(In honor of our fan fiction conversation last week.)
Our story thus far: Political hopeful Johnny Freeman has sold his soul to the devil in exchange for help on his campaign for world domination. After collecting the necessary signatures to run for Supreme Global Senate, Johnny’s campaign is floundering and the devil has come to claim his due. Manuel Castells has agreed to help the devil set up a Twitter account, in exchange for some extra time to get Johnny’s campaign up and running. The devil has also agreed to renegotiate the terms of the contract if Johnny wins, allowing the politician to keep his soul in exchange for some basic lessons on tweeting. The three men sit in Johnny Freeman’s living room with the shades drawn….
The stranger sat in the corner, muttering and counting on his fingers, and occasionally pecking at the keyboard in front of him. Castells turned his attention to the hapless campaigner.
“Let’s talk campaign strategy,” he said. “How have you been interacting with voters?”
Johnny pulled out a box of leaflets, posters and newspaper clippings, but Castells brushed them aside.
“I’m talking about the network,” he said. “How are you communicating with the people?” He grabbed Johnny’s keyboard and typed a few words into Google.
“Oh boy,” he said. “You realize you have almost no online presence aside from your opponent’s Google bombing? How do you expect to spread your message if you don’t take advantage of the media and interactive horizontal networks?”
“Inter- what now?” Johnny asked. The stranger chuckled in the corner.
“Blogs! Websites! Texts! Tweets! What century is this?” Castells demanded. “Power relations are shaped with this technology! You can’t effectively challenge the institutionalized power structure without taking advantage of the public sphere. You need to set up networks with powerful people in government and organizations and with individual voters! You need to spread your message through those networks. That’s how you rise to power.”
“What about when I released those photos of my opponent to the Huffington Post International? The ones where he’s cutting up an E.U. flag to make swim trunks?”
Castells sighed. “You realize scandal politics contribute to widespread cynicism about the democratic political process in general, right? This is a mess. You have no online presence whatsoever,” Castells said. “A hundred years ago you might have been able to win this campaign, but today there’s no chance.”
The stranger cheered and stepped forward to claim his prize. Johnny turned grey with fear.
“Whoa there, buddy,” Castells stepped forward and placed a hand on the stranger’s lapel. “I’m going to have to stop you right there.”
The stranger sputtered, but Castells stood firm.

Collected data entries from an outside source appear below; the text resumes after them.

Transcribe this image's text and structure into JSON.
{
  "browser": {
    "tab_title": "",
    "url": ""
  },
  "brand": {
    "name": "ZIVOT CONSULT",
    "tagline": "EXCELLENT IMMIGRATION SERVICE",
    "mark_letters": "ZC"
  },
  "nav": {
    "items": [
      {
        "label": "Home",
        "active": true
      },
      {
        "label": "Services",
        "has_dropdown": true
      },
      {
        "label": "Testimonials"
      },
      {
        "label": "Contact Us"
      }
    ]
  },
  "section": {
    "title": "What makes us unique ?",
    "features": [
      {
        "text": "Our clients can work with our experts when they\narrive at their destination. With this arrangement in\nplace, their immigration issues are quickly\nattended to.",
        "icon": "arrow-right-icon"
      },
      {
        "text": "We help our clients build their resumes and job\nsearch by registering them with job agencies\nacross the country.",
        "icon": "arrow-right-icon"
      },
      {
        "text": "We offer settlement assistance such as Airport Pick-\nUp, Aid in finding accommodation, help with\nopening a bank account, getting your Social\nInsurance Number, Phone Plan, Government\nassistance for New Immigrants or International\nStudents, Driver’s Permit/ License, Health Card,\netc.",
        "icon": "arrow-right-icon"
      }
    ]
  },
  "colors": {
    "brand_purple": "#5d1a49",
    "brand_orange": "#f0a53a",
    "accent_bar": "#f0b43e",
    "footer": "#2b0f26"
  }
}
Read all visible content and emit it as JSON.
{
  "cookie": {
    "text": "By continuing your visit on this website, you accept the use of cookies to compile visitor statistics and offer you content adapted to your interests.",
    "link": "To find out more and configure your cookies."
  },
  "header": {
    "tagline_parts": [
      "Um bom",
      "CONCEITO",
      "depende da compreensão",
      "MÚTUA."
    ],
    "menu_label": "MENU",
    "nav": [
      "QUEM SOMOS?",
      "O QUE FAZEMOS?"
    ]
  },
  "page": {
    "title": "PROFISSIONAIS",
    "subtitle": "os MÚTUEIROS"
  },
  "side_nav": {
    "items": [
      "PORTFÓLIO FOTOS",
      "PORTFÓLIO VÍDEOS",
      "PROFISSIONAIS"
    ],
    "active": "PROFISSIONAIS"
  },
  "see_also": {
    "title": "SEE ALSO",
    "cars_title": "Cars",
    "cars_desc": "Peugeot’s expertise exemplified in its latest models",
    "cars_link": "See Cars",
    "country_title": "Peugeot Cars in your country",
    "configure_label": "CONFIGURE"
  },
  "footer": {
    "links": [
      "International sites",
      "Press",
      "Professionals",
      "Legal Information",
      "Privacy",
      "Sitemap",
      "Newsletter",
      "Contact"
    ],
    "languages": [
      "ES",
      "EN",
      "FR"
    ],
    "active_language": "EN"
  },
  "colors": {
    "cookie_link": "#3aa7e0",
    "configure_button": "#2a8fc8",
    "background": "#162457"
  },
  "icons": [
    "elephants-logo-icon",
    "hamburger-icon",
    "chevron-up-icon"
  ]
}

“First, let’s point out the obvious that Johnny doesn’t need to win this election to achieve or exercise power. While we’ve been talking, my TA has been setting up a website, facebook page and Twitter account, and my friends have started ghost-blogging on his account. His message is out there. Besides, the power of the state is weaker than it was before the ICT revolution began. So participation in the Supreme Global Senate isn't the only way to effectively achieve or exercise power. And globalization, expanding NGOs and scandal politics are challenging state sovereignty even further. With the right tools and strategy, Johnny can communicate and exercise power quite effectively without ever leaving his computer chair.”
Castells gestured to the computer screen as the stranger frowned. “As you can see from the results of this online poll and the comments in these chat rooms, the public opinion is clearly opposed to your claiming Johnny’s soul. Also—,” Castells leaned forward and clicked to a new tab. “Right here, look, the facebook group ‘Let Johnny Freeman keep his soul’ has gained two million new members in the past hour. I’m afraid you can’t follow through on your plan without thwarting the opinions currently dominating the public sphere, and seriously jeopardizing your reputation.”
The stranger snarled. “I’ll go to the mainstream media,” he snapped. “I’ll write letters-to-the-editor in all the major papers about how Johnny reneged on his contract!”
“That’s always an option,” Castells mused. “Mainstream media and traditional ICT power players are increasingly taking advantage of the network society. But you did agree that the contract could be renegotiated. And I think you might also want to consider this.”
Castells stepped to the window and threw it open. Thousands of young people stood below waving signs and chanting Johnny’s name.
“My TA also organized a flash mob through her mobile network,” Castells said. “As you can see, Johnny's message has infiltrated the public sphere and mobilized the masses. They've clearly turned against you in this case.”